Histoire d’avoir l’air moins con mais surtout pour mieux comprendre ce qu’il en est, je pense qu’il est souhaitable qu’on se mette dans un premier temps à traduire le titre. Oui car bon généralement le titre à son importance dans une œuvre elle en est souvent le reflet, au mieux sa genèse. Dans le cas présent, Haibane Renmei d’après mon cher distributeur préféré se traduirait par « Ailes Grises ». Etant de nature méfiante je m’en suis remis à faire des recherches et il apparaît que le titre s’avère plus riche que sa traduction française officielle, j’ai pu ainsi trouver l’expression suivante « Charcoal Feather Federation « . Après réflexion il semblerait que le titre français ne se concentre que sur la première partie « hai = cendre bane = ailes » et renmei disparaissant dans les tréfonds des fesses du spectateur. Chez les américains ce terme se traduit par Federation, ce qui lorsqu’on a pu regarder l’oeuvre semble pour le moins approprié. « La fédération des ailes cendrées », tel pourrait être la version traduite du titre japonais. En gros une histoire de secte avec des filles ailées, avouez que c’est tout de suite plus vendeur ?

  • De quoi ça parle ?

Hum, je vous avouerais que cette chronique va me forcer à déployer des talents insoupçonnés afin de vous en dire le plus sans trop en dire. Déjà commençons par le commencement : l’anime débute sur la chute libre d’une jeune fille dans les airs. Lors de sa chute fatidique elle s’avère retenue par un corbeau, néanmoins ce dernier s’avère dans l’impossibilité de la retenir dans sa chute (c’est un corbeau hein…). D’un seul coup, cette dernière se réveille immergée totalement dans un immense cocon situé dans une pièce appartenant à une immense résidence style vieille école/dortoir/bordel/cloitre. Là, une autre fille fumant sa clope, découvre le cocon au milieu de la pièce, elle alerte alors ses consœurs pour leur annoncer la nouvelle et toutes se préparent à la future éclosion du « nid ». C’est alors que la jeune fille qui pensant sortir d’un rêve, brise son cocon, et et découvre ces jeunes filles affublées d’une paire d’ailes et d’auréoles. Par la suite et comme de coutume, notre jeune pousse se voit attribuer son nom au regard du rêve qu’elle a eu au sein de son cocon. Ce nom c’est Rakka (équivalent de chute). Une fois ce « baptême » réalisé, Rakka se voit pris d’une immense fatigue puis d’une fièvre effroyable, c’est alors que durant sa première nuit et dans un cri de douleur elle se voit pousser des ailes, s’ensuit alors la fixation d’une auréole sur sa tête. Rakka est prête désormais, elle est devenue une Haibane, avec ses ailes cendrées elle cohabite avec ses comparses, l’apprentissage du monde qui l’entoure peut ainsi commencer, et l’épisode un vient juste de se terminer…

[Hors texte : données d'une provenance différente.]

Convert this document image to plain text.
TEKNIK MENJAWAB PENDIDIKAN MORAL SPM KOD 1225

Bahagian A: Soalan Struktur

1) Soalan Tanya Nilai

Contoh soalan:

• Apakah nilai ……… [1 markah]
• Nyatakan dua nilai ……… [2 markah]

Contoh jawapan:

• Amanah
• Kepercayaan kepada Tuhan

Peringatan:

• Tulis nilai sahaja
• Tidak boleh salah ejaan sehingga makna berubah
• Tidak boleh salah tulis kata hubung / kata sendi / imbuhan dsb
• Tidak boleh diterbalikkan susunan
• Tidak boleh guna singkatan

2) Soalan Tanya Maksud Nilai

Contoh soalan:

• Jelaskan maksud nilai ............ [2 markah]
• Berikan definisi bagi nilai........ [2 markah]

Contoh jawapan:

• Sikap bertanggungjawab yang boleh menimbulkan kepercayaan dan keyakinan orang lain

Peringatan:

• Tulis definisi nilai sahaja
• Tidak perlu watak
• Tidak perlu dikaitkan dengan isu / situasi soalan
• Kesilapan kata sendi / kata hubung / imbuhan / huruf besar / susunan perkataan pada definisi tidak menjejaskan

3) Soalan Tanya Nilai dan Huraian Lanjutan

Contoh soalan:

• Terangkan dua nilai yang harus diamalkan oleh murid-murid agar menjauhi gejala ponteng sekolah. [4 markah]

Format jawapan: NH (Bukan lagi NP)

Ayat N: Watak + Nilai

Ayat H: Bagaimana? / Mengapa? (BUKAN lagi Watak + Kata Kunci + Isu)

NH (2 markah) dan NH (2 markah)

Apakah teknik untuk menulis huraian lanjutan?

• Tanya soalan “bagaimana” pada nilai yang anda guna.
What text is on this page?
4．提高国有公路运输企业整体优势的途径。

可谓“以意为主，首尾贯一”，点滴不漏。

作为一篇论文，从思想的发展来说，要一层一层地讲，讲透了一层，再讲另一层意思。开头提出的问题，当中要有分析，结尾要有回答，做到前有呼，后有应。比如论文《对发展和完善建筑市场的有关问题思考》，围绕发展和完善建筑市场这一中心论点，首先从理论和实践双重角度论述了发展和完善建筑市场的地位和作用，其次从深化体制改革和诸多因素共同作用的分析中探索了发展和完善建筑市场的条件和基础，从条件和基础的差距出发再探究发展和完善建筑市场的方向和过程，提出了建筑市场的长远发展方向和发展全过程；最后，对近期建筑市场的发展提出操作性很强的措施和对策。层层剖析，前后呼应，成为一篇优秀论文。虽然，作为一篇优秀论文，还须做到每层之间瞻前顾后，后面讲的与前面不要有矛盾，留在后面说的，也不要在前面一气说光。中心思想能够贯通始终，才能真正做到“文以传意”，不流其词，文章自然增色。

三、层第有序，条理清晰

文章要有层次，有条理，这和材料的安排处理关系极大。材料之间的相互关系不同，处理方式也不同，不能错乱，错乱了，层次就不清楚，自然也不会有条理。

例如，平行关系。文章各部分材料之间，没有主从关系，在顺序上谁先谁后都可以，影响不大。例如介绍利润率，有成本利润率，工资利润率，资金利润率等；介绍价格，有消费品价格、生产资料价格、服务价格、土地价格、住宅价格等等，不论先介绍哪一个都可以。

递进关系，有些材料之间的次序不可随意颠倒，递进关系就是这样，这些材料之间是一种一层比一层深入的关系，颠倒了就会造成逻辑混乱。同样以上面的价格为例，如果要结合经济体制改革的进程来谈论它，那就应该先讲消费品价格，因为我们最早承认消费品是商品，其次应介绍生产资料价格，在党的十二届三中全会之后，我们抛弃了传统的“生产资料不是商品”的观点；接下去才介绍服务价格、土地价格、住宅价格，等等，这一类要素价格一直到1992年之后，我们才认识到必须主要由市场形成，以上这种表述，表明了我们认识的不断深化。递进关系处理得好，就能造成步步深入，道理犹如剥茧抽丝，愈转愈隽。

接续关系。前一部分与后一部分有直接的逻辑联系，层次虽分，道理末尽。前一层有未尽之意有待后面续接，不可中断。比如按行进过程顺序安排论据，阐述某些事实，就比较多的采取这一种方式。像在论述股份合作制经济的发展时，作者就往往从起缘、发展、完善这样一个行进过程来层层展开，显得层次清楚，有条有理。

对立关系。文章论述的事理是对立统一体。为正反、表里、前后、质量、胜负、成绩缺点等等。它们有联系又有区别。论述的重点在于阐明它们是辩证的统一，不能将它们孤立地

  • Mais c’est quoi ce bordel je comprends rien ?

Ca tombe bien moi non plus. Enfin plus maintenant, mais sur le moment c’est tout à fait compréhensible de ne rien saisir. Tout du moins d’être totalement perdu face à ces évènements paraissant tous plus normaux les uns que les autres pour les protagonistes, mais qui sont pour nous autant d’éléments inexpliqués. Qui sont ces filles, pourquoi des ailes, s’agit-il d’anges ? Pourquoi a t’elle oubliée qui elle était une fois sortie du cocon ? Qu’elle est la signification de ce rêve ? Ou sommes nous ? Monde imaginaire, futur, paradis ? Pourquoi le monde dans lequel elles existent s’avère encerclé d’une immense muraille infranchissable ? Pourquoi seule une minorité dans cette contrée se voit doter d’ailes ? Quelle est cette cité façon vieille ville européenne ?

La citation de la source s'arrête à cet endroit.